Months scouring job sites with the TV on in the background led one particular show on vacation houses to capture my attention and spark an interest in real estate. Even if just a temporary escape from reality, this new curiosity eventually added one opportunity to my search results: marketing manager at a vacation rental and real estate company on Hatteras Island in the Outer Banks–the very place that inspired this magazine. The job would mean giving up travel for a while, but it was otherwise perfect for me and I for it. I applied, interviewed, and–finally–got the job.

We moved to Avon, NC at the beginning of October into a little cottage across the street from the beach. A vacation island 30 miles offshore of the mainland is a far cry from any place either of us have ever lived, but it’s the most normalcy we’ve enjoyed in two years. Allen got a job as a restaurant server, and we joined a gym, took walks on the beach almost every day, and explored the island until its businesses started to close for the season.

Locals and travelers know Hatteras Island and the Outer Banks for many things: water sports, fishing, sunsets, pirates, lighthouses. But what I know it for now isn’t the postcards and marketing points. On clear nights, I drive down Highway 12 to the thinnest point on the island just two football fields wide and climb to the top of the dunes. Here, with the uninterrupted 360° view of the night sky, the glare of city lights is replaced by the shimmering of more stars than I’ve ever seen before, the Milky Way a glittering splash over the sea.

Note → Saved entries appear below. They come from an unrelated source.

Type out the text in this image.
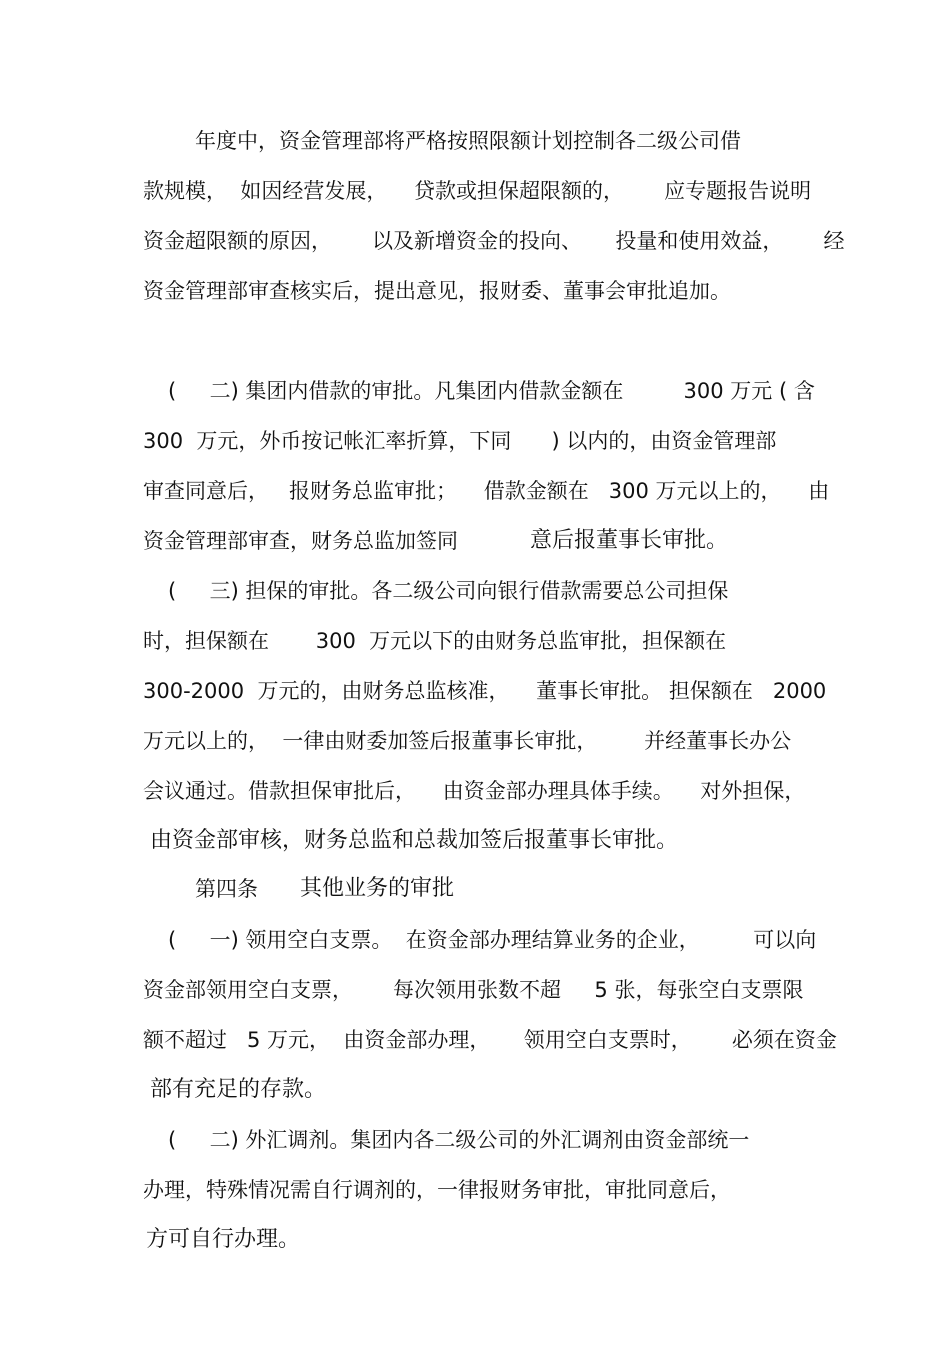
年度中，资金管理部将严格按照限额计划控制各二级公司借
款规模，  如因经营发展，    贷款或担保超限额的，      应专题报告说明
资金超限额的原因，      以及新增资金的投向、     投量和使用效益，      经
资金管理部审查核实后，提出意见，报财委、董事会审批追加。
(     二) 集团内借款的审批。凡集团内借款金额在         300 万元 ( 含
300  万元，外币按记帐汇率折算，下同      ) 以内的，由资金管理部
审查同意后，   报财务总监审批；    借款金额在   300 万元以上的，    由
资金管理部审查，财务总监加签同	意后报董事长审批。
(     三) 担保的审批。各二级公司向银行借款需要总公司担保
时，担保额在       300  万元以下的由财务总监审批，担保额在
300-2000  万元的，由财务总监核准，    董事长审批。 担保额在   2000
万元以上的，  一律由财委加签后报董事长审批，       并经董事长办公
会议通过。借款担保审批后，    由资金部办理具体手续。    对外担保，
由资金部审核，财务总监和总裁加签后报董事长审批。
第四条	其他业务的审批
(     一) 领用空白支票。  在资金部办理结算业务的企业，        可以向
资金部领用空白支票，      每次领用张数不超     5 张，每张空白支票限
额不超过   5 万元，  由资金部办理，     领用空白支票时，      必须在资金
部有充足的存款。
(     二) 外汇调剂。集团内各二级公司的外汇调剂由资金部统一
办理，特殊情况需自行调剂的，一律报财务审批，审批同意后，
方可自行办理。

Here, we’re on the edge of the universe.

It’s funny how we can only connect the dots looking backward. Every major life event that could happen to us happened: loss, marriage, major career shifts, relocation, all in a single year, and all while building Travel Well one piece at a time. But even on our darkest nights, little twinkling dots were connecting around us, forming a constellation leading us here even when we couldn’t see it. As we venture exhausted into 2016, we are no longer trying to control or predict what shape the stars will take. Instead, we’re just strolling along the waves, feeling thankful for how the year ended and forever grateful to those who got us here.

As long as this new year is simple and calm and clear, we’ll be happy.